We then went for a tour of the Brittingham and Bassett neighborhoods so he could see the neighborhoods where these two events happened. At 11 a.m. we went up to the Law School where Prof Mike Scott's class was in session and we heard a presentation on registered sex offenders who are homeless in downtown Madison (approximately 20 or so it was believed). After a burger at the Memorial Union, he walked the State Street beat the rest of the day and night with Officer Meredith York who is more or less the afternoon sheriff of State Street.
Broken Windows
If homelessness is a condition that will never be eradicated, then policing is the first and -- in my book -- the best social program to protect the citizenry AND to help the truly down and out.
The "broken windows" concept of policing can work here if it has the support of public officials. But when only one of 20 alders will even answer West Washington Avenue resident Dan O'Rourke's appeal for action prospects are not good.
, senior fellow at the Manhattan Institute, writing in the Wall Street Journal on March 14, 2008 crisply defines the essence of the broken windows:
To restore a city and its neighborhoods, fight crime successfully and everything else will start to fall into place.

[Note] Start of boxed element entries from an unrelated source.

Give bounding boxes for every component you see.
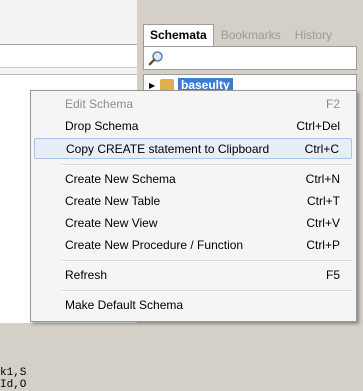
menu-item-label: Make Default Schema [65, 298, 184, 312]
menu-separator [62, 290, 352, 292]
menu-item-edit-schema[interactable]: Edit Schema F2 [34, 94, 352, 115]
schema-search-input[interactable] [143, 46, 357, 70]
menu-item-shortcut: Ctrl+C [304, 142, 339, 156]
menu-item-label: Create New Schema [65, 172, 176, 186]
menu-item-refresh[interactable]: Refresh F5 [34, 265, 352, 286]
search-icon [148, 51, 163, 66]
menu-item-label: Copy CREATE statement to Clipboard [66, 142, 270, 156]
tab-schemata[interactable]: Schemata [143, 24, 214, 47]
menu-item-create-new-procedure[interactable]: Create New Procedure / Function Ctrl+P [34, 235, 352, 256]
menu-item-copy-create-statement[interactable]: Copy CREATE statement to Clipboard Ctrl+… [34, 138, 352, 159]
menu-item-shortcut: Ctrl+T [307, 194, 340, 208]
menu-item-shortcut: F5 [325, 268, 340, 282]
menu-item-label: Create New View [65, 216, 158, 230]
menu-separator [62, 260, 352, 262]
editor-toolbar [0, 44, 137, 68]
menu-item-label: Edit Schema [65, 97, 134, 111]
side-panel-tabs: Schemata Bookmarks History [143, 24, 339, 48]
menu-item-label: Create New Procedure / Function [65, 238, 244, 252]
menu-item-shortcut: Ctrl+Del [296, 119, 340, 133]
schema-context-menu: Edit Schema F2 Drop Schema Ctrl+Del Copy… [30, 90, 357, 322]
menu-item-label: Create New Table [65, 194, 161, 208]
menu-item-label: Refresh [65, 268, 108, 282]
menu-item-drop-schema[interactable]: Drop Schema Ctrl+Del [34, 116, 352, 137]
menu-item-shortcut: Ctrl+P [306, 238, 340, 252]
menu-item-create-new-table[interactable]: Create New Table Ctrl+T [34, 191, 352, 212]
menu-item-create-new-schema[interactable]: Create New Schema Ctrl+N [34, 169, 352, 190]
menu-item-shortcut: Ctrl+V [306, 216, 340, 230]
tab-bookmarks[interactable]: Bookmarks [214, 24, 288, 48]
tab-history[interactable]: History [288, 24, 339, 48]
code-line: k1,S [0, 367, 27, 379]
menu-item-shortcut: F2 [325, 97, 340, 111]
menu-item-create-new-view[interactable]: Create New View Ctrl+V [34, 213, 352, 234]
menu-separator [62, 164, 352, 166]
menu-item-shortcut: Ctrl+N [305, 172, 340, 186]
menu-item-label: Drop Schema [65, 119, 139, 133]
expand-arrow-icon[interactable]: ▶ [149, 81, 155, 90]
code-line: Id,O [0, 379, 27, 391]
menu-item-make-default-schema[interactable]: Make Default Schema [34, 295, 352, 316]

The Manhattan Institute chronicles that before new Police Chief William Bratton began his "broken windows" policing, the degradation of the MacArthur Park ("And I'll never have that recipe again") area of Los Angeles:
...had reached a level of squalor that stunned even long-time observers. Encampments composed of tents and cardboard boxes covered practically every inch of sidewalk. Their 1,500 or so occupants, stretched out in lawn chairs or sprawled on the pavement, injected heroin and smoked crack and marijuana in plain view. Feces and urine coated the ground. Crime was pervasive.

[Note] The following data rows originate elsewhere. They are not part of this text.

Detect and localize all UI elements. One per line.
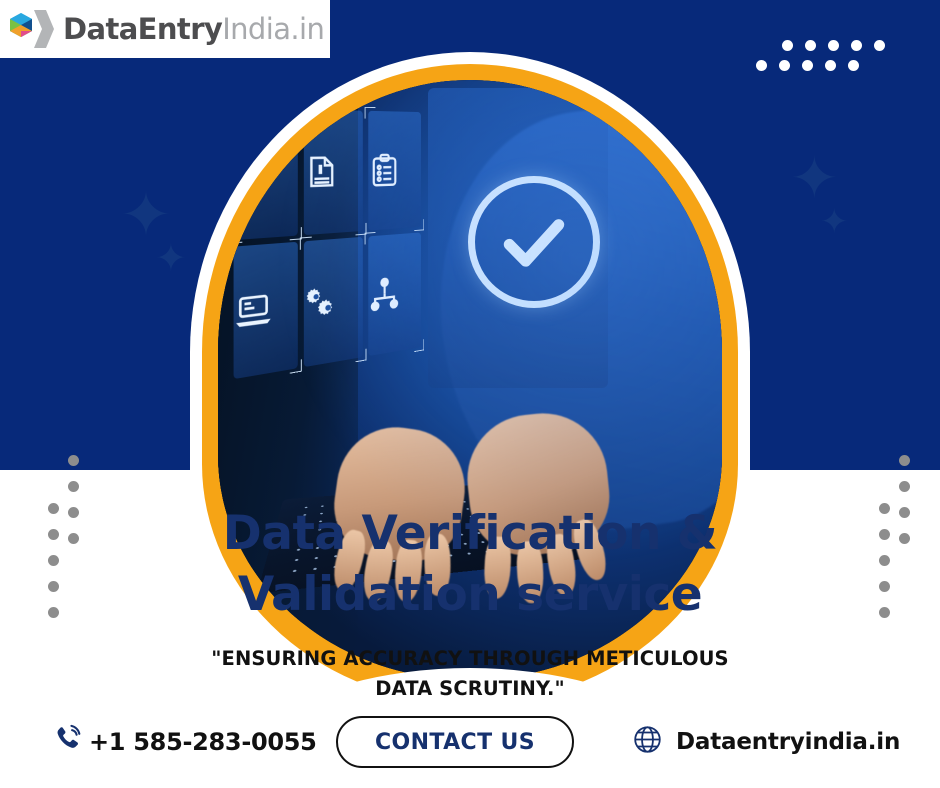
- dot-cluster-top-right: [756, 40, 885, 71]
- website-text: Dataentryindia.in: [676, 729, 901, 755]
- phone-ringing-icon: [52, 723, 85, 761]
- dot: [899, 481, 910, 492]
- sparkle-decoration-icon: ✦: [820, 203, 849, 241]
- dot: [802, 60, 813, 71]
- logo[interactable]: DataEntryIndia.in: [0, 0, 330, 58]
- dot: [874, 40, 885, 51]
- logo-text-light: India.in: [222, 12, 325, 46]
- phone-number: +1 585-283-0055: [89, 728, 317, 756]
- dot: [68, 455, 79, 466]
- dot: [782, 40, 793, 51]
- logo-text: DataEntryIndia.in: [63, 12, 325, 46]
- tagline: "ENSURING ACCURACY THROUGH METICULOUS DA…: [0, 644, 940, 704]
- dot: [825, 60, 836, 71]
- poster-canvas: ✦ ✦ ✦ ✦ DataEntryIndia.in Data Verificat…: [0, 0, 940, 788]
- dot: [779, 60, 790, 71]
- sparkle-decoration-icon: ✦: [790, 146, 839, 211]
- sparkle-decoration-icon: ✦: [155, 238, 187, 280]
- dot: [851, 40, 862, 51]
- contact-us-button[interactable]: CONTACT US: [336, 716, 574, 768]
- footer-bar: +1 585-283-0055 CONTACT US Dataentryindi…: [0, 714, 940, 770]
- dot: [848, 60, 859, 71]
- dot: [756, 60, 767, 71]
- dot: [828, 40, 839, 51]
- dot: [899, 455, 910, 466]
- globe-icon: [632, 724, 663, 760]
- tagline-line-1: "ENSURING ACCURACY THROUGH METICULOUS: [211, 647, 729, 670]
- dot: [805, 40, 816, 51]
- dot-row-2: [756, 60, 885, 71]
- cube-logo-icon: [8, 7, 56, 51]
- logo-text-bold: DataEntry: [63, 12, 223, 46]
- tagline-line-2: DATA SCRUTINY.": [375, 677, 565, 701]
- dot-row-1: [782, 40, 885, 51]
- dot: [68, 481, 79, 492]
- website-link[interactable]: Dataentryindia.in: [632, 724, 900, 760]
- phone-contact[interactable]: +1 585-283-0055: [52, 723, 317, 761]
- headline-line-2: Validation service: [237, 567, 703, 623]
- headline-line-1: Data Verification &: [222, 506, 718, 561]
- page-title: Data Verification & Validation service: [0, 503, 940, 625]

The disorder was the consequence of a destructive ideology that turned what had been a seedy downtown neighborhood for the down-and-out into an outright hell. In the 1960s, civil libertarians started eviscerating laws against public intoxication, vagrancy and loitering, which the police had used to maintain order.
Next came the homeless advocates.
No right to break laws
Los Angeles began cracking down on its vagrant abuses. Police Chief William Bratton assigned an additional 50 officers to start the Safer City Initiative. McDonald writes in the Wall Street Journal on November 27, 2007:
Judged by crime statistics alone ... results have been remarkable. Major felonies on Skid Row dropped 32% during the last year ... Drug overdose and natural deaths were down over 50% through June 2007; emergency medical incidents ... were down 17%.
The most important changes have been in the code of the treets. The area's most vulnerable populations -- elderly tenants in SROs (single resident occupancy), addicts trying to go clean and the mentally ill -- have been liberated to use the sidewalks and parks.
McDonald quotes L.A. Police Officer Deon Joseph: "The idea that because people were homeless, they had a right to break 'minor' laws ... has led to nothing but death, disease and despair."